79      Aliás, a estimativa do valor de mercado efetuada pelo escritório de consulta imobiliária estaria viciada por erros metodológicos evidentes. Por um lado, só foi considerado um direito de superfície, o qual foi incorretamente avaliado. A estimativa não respeitaria as regras aplicáveis à avaliação dos direitos de superfície previstas na Orden Ministerial ECO/805/2003, de 27 de marzo, sobre normas de valoración de bienes inmuebles y de determinados derechos para ciertas finalidades financieras (Decreto Ministerial ECO/805/2003, de 27 de março de 2003, relativo às regras de avaliação de bens imóveis e de determinados direitos com finalidades financeiras). Segundo a estimativa do recorrente, o valor do direito de superfície oscilaria entre os 23 e os 24 milhões de euros, consoante a sua duração. Por outro lado, o projeto de investimento considerado no relatório do escritório de consulta imobiliária não teria respeitado o critério de utilização máxima e ótima e seria inadequado para maximizar o valor da parcela B‑32.

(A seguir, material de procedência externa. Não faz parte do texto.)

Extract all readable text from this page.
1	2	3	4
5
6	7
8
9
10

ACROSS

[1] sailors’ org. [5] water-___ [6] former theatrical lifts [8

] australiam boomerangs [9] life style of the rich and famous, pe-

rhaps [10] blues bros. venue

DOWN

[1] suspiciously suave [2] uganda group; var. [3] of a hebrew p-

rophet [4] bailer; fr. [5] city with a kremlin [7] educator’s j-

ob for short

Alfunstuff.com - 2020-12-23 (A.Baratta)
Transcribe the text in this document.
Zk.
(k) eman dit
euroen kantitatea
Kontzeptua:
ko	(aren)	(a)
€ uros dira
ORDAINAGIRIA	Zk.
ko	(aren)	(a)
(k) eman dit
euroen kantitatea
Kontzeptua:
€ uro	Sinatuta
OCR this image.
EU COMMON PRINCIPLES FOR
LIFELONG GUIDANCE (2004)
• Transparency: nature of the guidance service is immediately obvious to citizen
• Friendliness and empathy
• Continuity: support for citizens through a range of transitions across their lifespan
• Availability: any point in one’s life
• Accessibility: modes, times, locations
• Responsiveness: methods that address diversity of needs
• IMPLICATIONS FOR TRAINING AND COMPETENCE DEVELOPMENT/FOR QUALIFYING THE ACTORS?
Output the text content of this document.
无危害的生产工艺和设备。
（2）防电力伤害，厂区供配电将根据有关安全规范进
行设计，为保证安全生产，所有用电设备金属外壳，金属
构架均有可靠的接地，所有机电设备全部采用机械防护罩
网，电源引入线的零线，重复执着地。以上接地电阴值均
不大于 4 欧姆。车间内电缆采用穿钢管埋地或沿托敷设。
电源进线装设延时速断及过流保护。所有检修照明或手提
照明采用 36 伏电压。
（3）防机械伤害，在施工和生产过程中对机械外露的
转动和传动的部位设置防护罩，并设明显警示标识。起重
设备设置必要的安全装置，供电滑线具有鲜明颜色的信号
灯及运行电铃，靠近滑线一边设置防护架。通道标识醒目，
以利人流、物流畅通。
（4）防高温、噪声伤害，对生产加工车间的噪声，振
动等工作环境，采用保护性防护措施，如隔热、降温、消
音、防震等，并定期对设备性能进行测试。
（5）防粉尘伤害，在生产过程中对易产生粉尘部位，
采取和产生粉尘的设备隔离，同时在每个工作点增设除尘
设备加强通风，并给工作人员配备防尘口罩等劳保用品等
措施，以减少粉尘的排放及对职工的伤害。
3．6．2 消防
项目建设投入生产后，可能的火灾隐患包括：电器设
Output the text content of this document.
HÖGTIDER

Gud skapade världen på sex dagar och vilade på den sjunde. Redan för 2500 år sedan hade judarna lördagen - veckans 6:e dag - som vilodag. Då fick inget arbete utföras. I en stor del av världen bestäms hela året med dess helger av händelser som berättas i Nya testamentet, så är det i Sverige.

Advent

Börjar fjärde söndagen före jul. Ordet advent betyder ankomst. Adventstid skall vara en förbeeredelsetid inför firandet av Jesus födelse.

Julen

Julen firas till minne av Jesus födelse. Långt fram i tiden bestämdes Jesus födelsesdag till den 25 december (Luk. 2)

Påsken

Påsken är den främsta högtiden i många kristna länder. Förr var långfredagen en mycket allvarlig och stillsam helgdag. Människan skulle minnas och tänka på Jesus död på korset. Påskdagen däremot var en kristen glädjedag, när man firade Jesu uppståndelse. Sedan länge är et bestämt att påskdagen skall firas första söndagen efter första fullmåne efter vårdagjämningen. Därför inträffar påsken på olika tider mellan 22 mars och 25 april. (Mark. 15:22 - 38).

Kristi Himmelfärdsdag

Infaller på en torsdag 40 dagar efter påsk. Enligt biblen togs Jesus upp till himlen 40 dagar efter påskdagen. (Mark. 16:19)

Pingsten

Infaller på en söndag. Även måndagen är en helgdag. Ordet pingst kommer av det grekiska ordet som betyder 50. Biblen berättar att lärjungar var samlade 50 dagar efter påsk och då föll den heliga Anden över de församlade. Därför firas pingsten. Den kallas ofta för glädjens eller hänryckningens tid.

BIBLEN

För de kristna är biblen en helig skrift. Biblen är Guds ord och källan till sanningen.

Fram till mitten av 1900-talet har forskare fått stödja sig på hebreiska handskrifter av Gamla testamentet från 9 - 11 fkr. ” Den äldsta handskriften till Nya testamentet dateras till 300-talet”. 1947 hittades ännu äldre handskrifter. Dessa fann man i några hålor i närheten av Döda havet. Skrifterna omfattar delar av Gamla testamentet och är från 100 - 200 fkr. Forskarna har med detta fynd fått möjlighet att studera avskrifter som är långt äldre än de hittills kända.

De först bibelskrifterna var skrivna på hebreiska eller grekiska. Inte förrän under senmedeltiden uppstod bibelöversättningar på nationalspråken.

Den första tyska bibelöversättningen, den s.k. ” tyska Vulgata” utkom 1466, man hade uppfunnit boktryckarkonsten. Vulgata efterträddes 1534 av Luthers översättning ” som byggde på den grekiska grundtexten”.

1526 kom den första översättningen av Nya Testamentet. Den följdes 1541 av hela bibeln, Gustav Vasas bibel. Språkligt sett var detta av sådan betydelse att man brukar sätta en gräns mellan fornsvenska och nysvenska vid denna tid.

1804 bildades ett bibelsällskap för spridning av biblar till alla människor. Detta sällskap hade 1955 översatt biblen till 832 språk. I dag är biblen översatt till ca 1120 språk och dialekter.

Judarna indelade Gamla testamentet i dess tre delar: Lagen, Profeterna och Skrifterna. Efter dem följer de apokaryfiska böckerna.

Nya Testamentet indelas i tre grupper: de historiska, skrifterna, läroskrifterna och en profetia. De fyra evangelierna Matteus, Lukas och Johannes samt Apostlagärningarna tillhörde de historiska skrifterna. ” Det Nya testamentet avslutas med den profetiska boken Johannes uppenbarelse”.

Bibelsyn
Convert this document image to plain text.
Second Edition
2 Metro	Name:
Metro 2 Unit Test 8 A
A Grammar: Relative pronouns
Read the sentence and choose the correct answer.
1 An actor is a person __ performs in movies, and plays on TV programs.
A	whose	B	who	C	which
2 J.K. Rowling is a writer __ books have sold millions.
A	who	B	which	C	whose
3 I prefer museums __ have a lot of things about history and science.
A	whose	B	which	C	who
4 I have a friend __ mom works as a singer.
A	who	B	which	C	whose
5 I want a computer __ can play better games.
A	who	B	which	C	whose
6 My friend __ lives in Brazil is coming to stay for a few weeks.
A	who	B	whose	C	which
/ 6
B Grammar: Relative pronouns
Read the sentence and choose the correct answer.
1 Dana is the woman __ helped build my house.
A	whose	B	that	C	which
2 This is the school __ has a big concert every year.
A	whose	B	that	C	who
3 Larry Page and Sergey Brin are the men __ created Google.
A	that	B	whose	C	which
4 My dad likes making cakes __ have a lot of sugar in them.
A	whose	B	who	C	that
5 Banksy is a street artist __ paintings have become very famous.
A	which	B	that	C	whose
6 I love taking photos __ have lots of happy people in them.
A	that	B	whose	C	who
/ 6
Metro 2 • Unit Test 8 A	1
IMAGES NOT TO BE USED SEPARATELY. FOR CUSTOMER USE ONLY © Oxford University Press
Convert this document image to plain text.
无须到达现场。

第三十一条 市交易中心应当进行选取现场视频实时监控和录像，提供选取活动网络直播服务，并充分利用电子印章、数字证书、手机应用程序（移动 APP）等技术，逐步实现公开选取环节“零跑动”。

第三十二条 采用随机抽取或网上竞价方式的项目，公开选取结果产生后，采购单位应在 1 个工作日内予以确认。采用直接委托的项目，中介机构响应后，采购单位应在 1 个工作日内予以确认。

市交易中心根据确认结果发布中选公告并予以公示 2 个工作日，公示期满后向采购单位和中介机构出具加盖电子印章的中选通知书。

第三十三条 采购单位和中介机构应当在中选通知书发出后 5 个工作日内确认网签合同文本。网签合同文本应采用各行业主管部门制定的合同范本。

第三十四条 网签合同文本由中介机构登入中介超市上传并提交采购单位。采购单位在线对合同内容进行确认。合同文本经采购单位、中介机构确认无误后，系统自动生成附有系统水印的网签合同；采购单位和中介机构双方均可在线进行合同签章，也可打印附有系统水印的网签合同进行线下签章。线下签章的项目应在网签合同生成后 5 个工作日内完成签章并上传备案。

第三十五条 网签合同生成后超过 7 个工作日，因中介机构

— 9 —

80      A pertinência das outras avaliações disponíveis além da do escritório de consulta imobiliária não terá sido suficientemente impugnada.

81      A Comissão contesta a argumentação do recorrente.

82      A título liminar, importa referir que, segundo o recorrente, a exposição financeira do Município de Madrid pelo incumprimento do convénio de execução de 1998 ultrapassava em qualquer caso, quer o Município fosse o não responsável por esse incumprimento, o valor de mercado da parcela B‑32. Assim, não seria necessário que o Tribunal Geral se pronuncie sobre esse valor.

83      A este respeito, importa referir, por um lado, que o Município de Madrid não fez prova de que tenha pedido um parecer jurídico antes de fazer o acordo de transação de 2011 para esclarecer quem devia suportar, face ao direito espanhol, a responsabilidade pela não transferência da parcela B‑32. Por outro lado, segundo o referido acordo de transação, foram o recorrente e o referido município que se basearam no valor da referida parcela, calculado pelos serviços técnicos desse município, para indemnizar o recorrente pela impossibilidade de lhe ceder a parcela como previsto no convénio de execução de 1998.

84      Nestas condições, não obstante a conclusão a que a Comissão possa ter chegado previamente, ou seja, que um operador prudente em economia de mercado não teria, nas condições do caso em apreço, assinado o acordo de transação de 2011 sem um parecer jurídico, não poderia censurar‑se aquela instituição, no tocante à apreciação da existência de uma vantagem económica e do seu montante, por se ter interessado pelo valor da parcela B‑32 depois de ter assumido a premissa da responsabilidade do Município de Madrid.

85      Isto dito, é útil referir que o comportamento do investidor privado, que deve ser comparado com o de um investidor público, não é necessariamente o de um investidor comum que coloca capitais com vista à sua rentabilização a mais ou menos curto termo. Esse comportamento deve ser, pelo menos, o de uma holding privada ou de um grupo privado de empresas que prossiga uma política estrutural, global ou setorial, orientado por perspetivas de rentabilidade a mais longo prazo (Acórdão do Tribunal de Justiça de 21 de março de 1991, Itália/Comissão, C‑305/89, EU:C:1991:142, n.o 20).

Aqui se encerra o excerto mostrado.